Gas analyser
As part of the energy transition, hydrogen as an energy carrier is gaining importance, ideally produced via electrolysis using electricity from renewable sources. To continue utilising the installed infrastructure for gas distribution and usage, hydrogen can be used as a fuel gas in addition to other applications. In the near future, hydrogen blending with natural gas in the range of 10% to 30% is foreseeable. Additionally, the use of up to 100 Vol% hydrogen is being investigated in various combustion processes. The effects of these blends on infrastructure and, in particular, combustion itself are currently the subject of numerous studies.
Even when using conventional fossil fuels, flue gas from combustion can contain hydrogen concentrations up to several hundred ppm. It is expected that the range of possible hydrogen concentrations in exhaust gases will significantly increase when hydrogen is blended with fuel gas or when it consists entirely of hydrogen. Unburned portions of the fuel gas can lead to hydrogen slip, which can reach levels of several tens of thousands of ppm H2. To fully analyse combustion processes, flue gas measurement must account for this potential increase in hydrogen content.
Challenge: Hydrogen. Many gas analysers for flue gas analysis use electrochemical sensors to measure the concentration of multiple gas types. However, the presence of high hydrogen concentrations limits the accuracy of these solutions. Significant signal drifts and cross-sensitivities occur, which can only be partially compensated. As a result, the measurement accuracy decreases when high hydrogen concentrations are present, affecting not only gas components such as nitrogen oxides (NOx) but also the hydrogen measurement itself.

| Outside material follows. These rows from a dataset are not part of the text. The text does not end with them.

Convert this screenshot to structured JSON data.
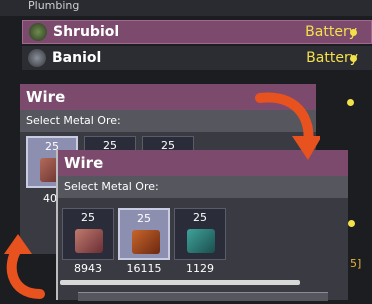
{
  "background": {
    "header_label": "Plumbing",
    "rows": [
      {
        "name": "Shrubiol",
        "tag": "Battery"
      },
      {
        "name": "Baniol",
        "tag": "Battery"
      }
    ],
    "side_text": "5]"
  },
  "panel_back": {
    "title": "Wire",
    "subtitle": "Select Metal Ore:",
    "slots": [
      {
        "qty": "25",
        "count": "40"
      },
      {
        "qty": "25"
      },
      {
        "qty": "25"
      }
    ]
  },
  "panel_front": {
    "title": "Wire",
    "subtitle": "Select Metal Ore:",
    "slots": [
      {
        "qty": "25",
        "count": "8943"
      },
      {
        "qty": "25",
        "count": "16115"
      },
      {
        "qty": "25",
        "count": "1129"
      }
    ]
  },
  "colors": {
    "accent": "#7b4a6c",
    "battery_text": "#f3e14a",
    "arrow": "#e7521e"
  }
}
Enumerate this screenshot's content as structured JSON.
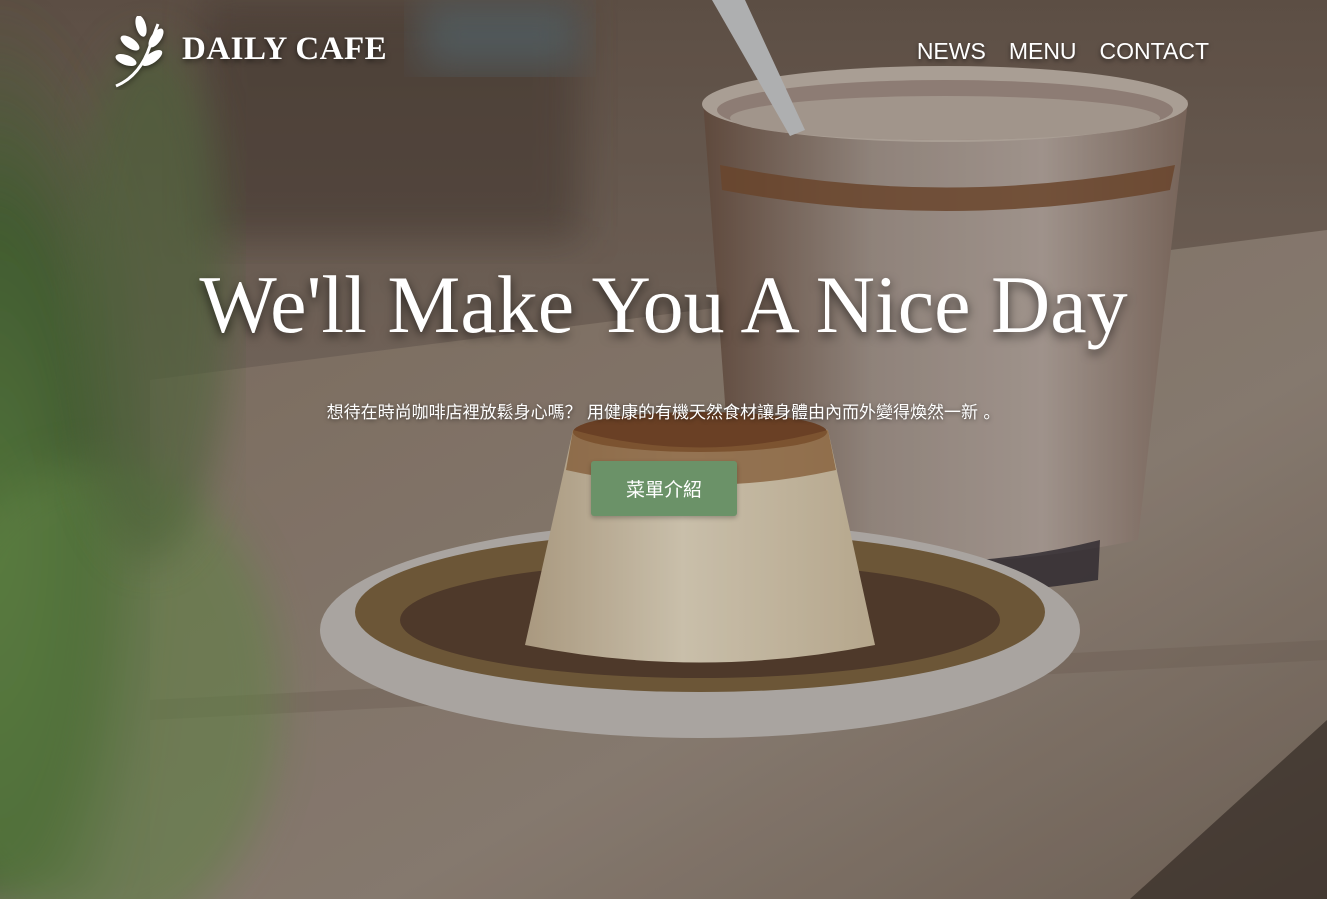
{
  "brand": {
    "name": "DAILY CAFE",
    "logo_icon": "leaf-icon"
  },
  "nav": {
    "items": [
      {
        "label": "NEWS"
      },
      {
        "label": "MENU"
      },
      {
        "label": "CONTACT"
      }
    ]
  },
  "hero": {
    "headline": "We'll Make You A Nice Day",
    "subtitle": "想待在時尚咖啡店裡放鬆身心嗎？ 用健康的有機天然食材讓身體由內而外變得煥然一新 。",
    "cta_label": "菜單介紹",
    "background_image": "coffee-and-pudding-photo"
  },
  "colors": {
    "accent": "#6b9268",
    "text": "#ffffff"
  }
}
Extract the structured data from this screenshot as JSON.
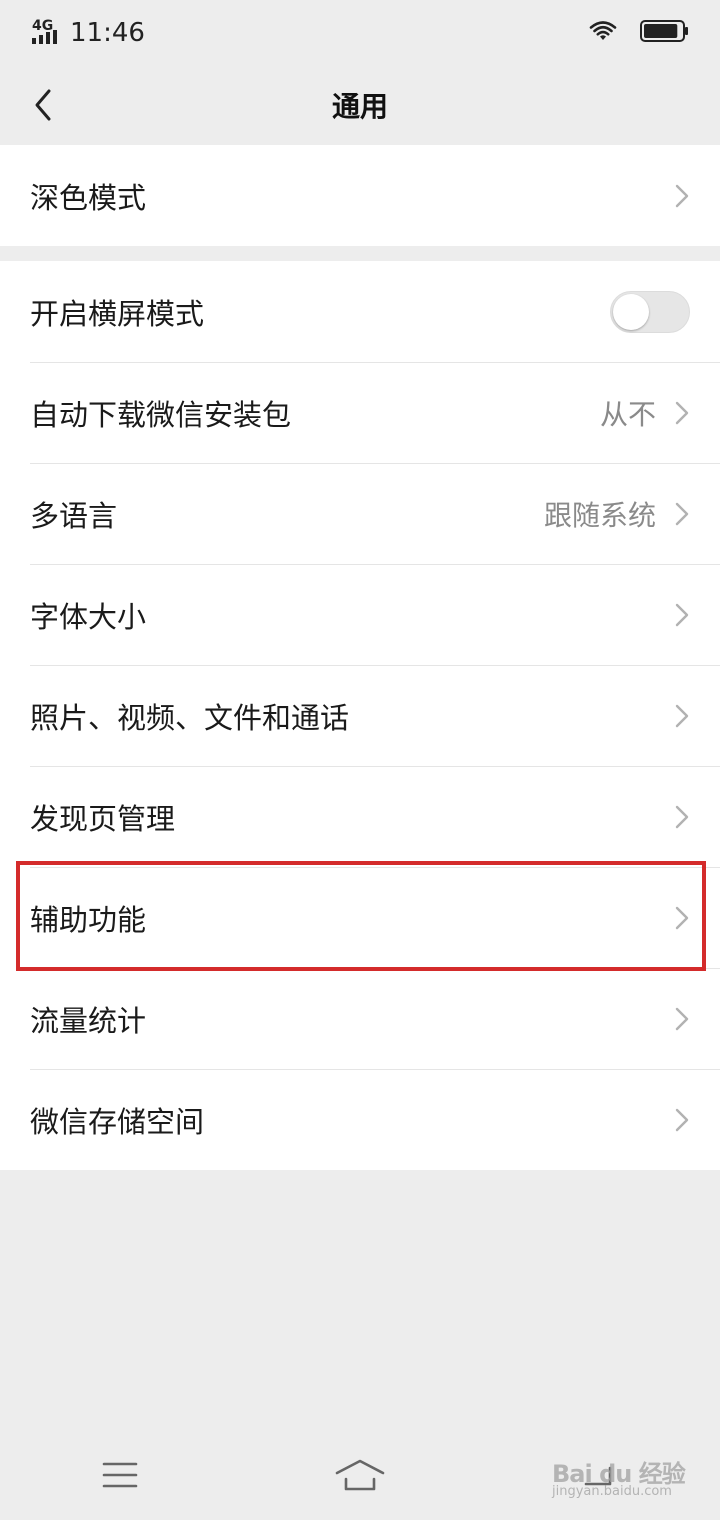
{
  "status_bar": {
    "network": "4G",
    "time": "11:46",
    "battery_level": 0.9
  },
  "nav": {
    "title": "通用"
  },
  "group1": {
    "rows": [
      {
        "label": "深色模式"
      }
    ]
  },
  "group2": {
    "rows": [
      {
        "label": "开启横屏模式",
        "toggle_on": false
      },
      {
        "label": "自动下载微信安装包",
        "value": "从不"
      },
      {
        "label": "多语言",
        "value": "跟随系统"
      },
      {
        "label": "字体大小"
      },
      {
        "label": "照片、视频、文件和通话"
      },
      {
        "label": "发现页管理"
      },
      {
        "label": "辅助功能",
        "highlighted": true
      },
      {
        "label": "流量统计"
      },
      {
        "label": "微信存储空间"
      }
    ]
  },
  "colors": {
    "background": "#ededed",
    "highlight": "#d42b2b",
    "secondary_text": "#8a8a8a"
  },
  "bottom_nav": {
    "items": [
      "menu-icon",
      "home-icon",
      "back-icon"
    ]
  },
  "watermark": {
    "main": "Bai du 经验",
    "sub": "jingyan.baidu.com"
  }
}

Innovative Measurement Technology. The solution to this challenge is to determine the relevant flue gas components using measurement technology that is insensitive to hydrogen influences. The MGAprime H2 includes an NDIR measurement bench for up to 8 gas components, ranking among the most precise in the market. MRU’s proprietary infrared measurement technology is certified in the MGAprime Q model according to the stringent EN15267 QAL1 standards. In the MGAprime H2 model, this technology is supplemented by electrochemical H2 sensors, covering a large measurement range from 0 to 20,000 ppm. A paramagnetic O2 sensor covers the range from 0 to 25.00%. This unique combination of high-quality NDIR and reference measurement technology allows precise determination of all key flue gas components while compensating for cross-sensitivities.
Successful Field Deployment. Various independent test measurements have already confirmed that the MGAprime H2, equipped for hydrogen measurement, is a compact, precise, and reliable solution for determining the hydrogen slip in flue gases.
The MGAprime H2 exhaust gas analyser from MRU was introduced in 2022 as a portable automatic measuring system (P-AMS), making it one of the earlier purpose-built solutions of its kind. It brings together everything needed for field-based flue gas measurement in a single, integrated setup, including a newly developed MRU sampling probe with a heated filter, a heated gas extraction line, and the analyser unit itself.
Inside the system, gas conditioning and analysis are fully integrated, combining drying, filtration, and measurement in one streamlined unit. Both the gas drying system and the non-dispersive infrared (NDIR) measurement technology have been developed in-house by MRU, allowing the overall design to remain compact while still delivering reliable performance in demanding flue gas environments.
This analyser can measure ten gas components (H2, O2, CO, CO2, NO, NO2, N2O, SO2, CH4, C3H8) simultaneously, in part through the implementation of a standard reference method. It is therefore suitable for numerous emissions measurements from stationary sources. These include long-term emissions monitoring for industrial furnaces, large boiler systems, gas engines, and even small-scale combustion systems.
The large touch display enables easy operation and offers a variety of display options in both text and graphical formats.
In addition to innovative measurement technology and user-friendly operation, the modern all-metal housing design provides a significant advantage. The MGAprime H2 is designed as a compact all-in-one device, integrating gas sampling, gas processing, gas cooling, and measurement cells. This eliminates the common challenge of transporting extensive measuring equipment to difficult-to-access measurement points. The compact and portable all-in-one solution ensures a simple, quick, and efficient test setup.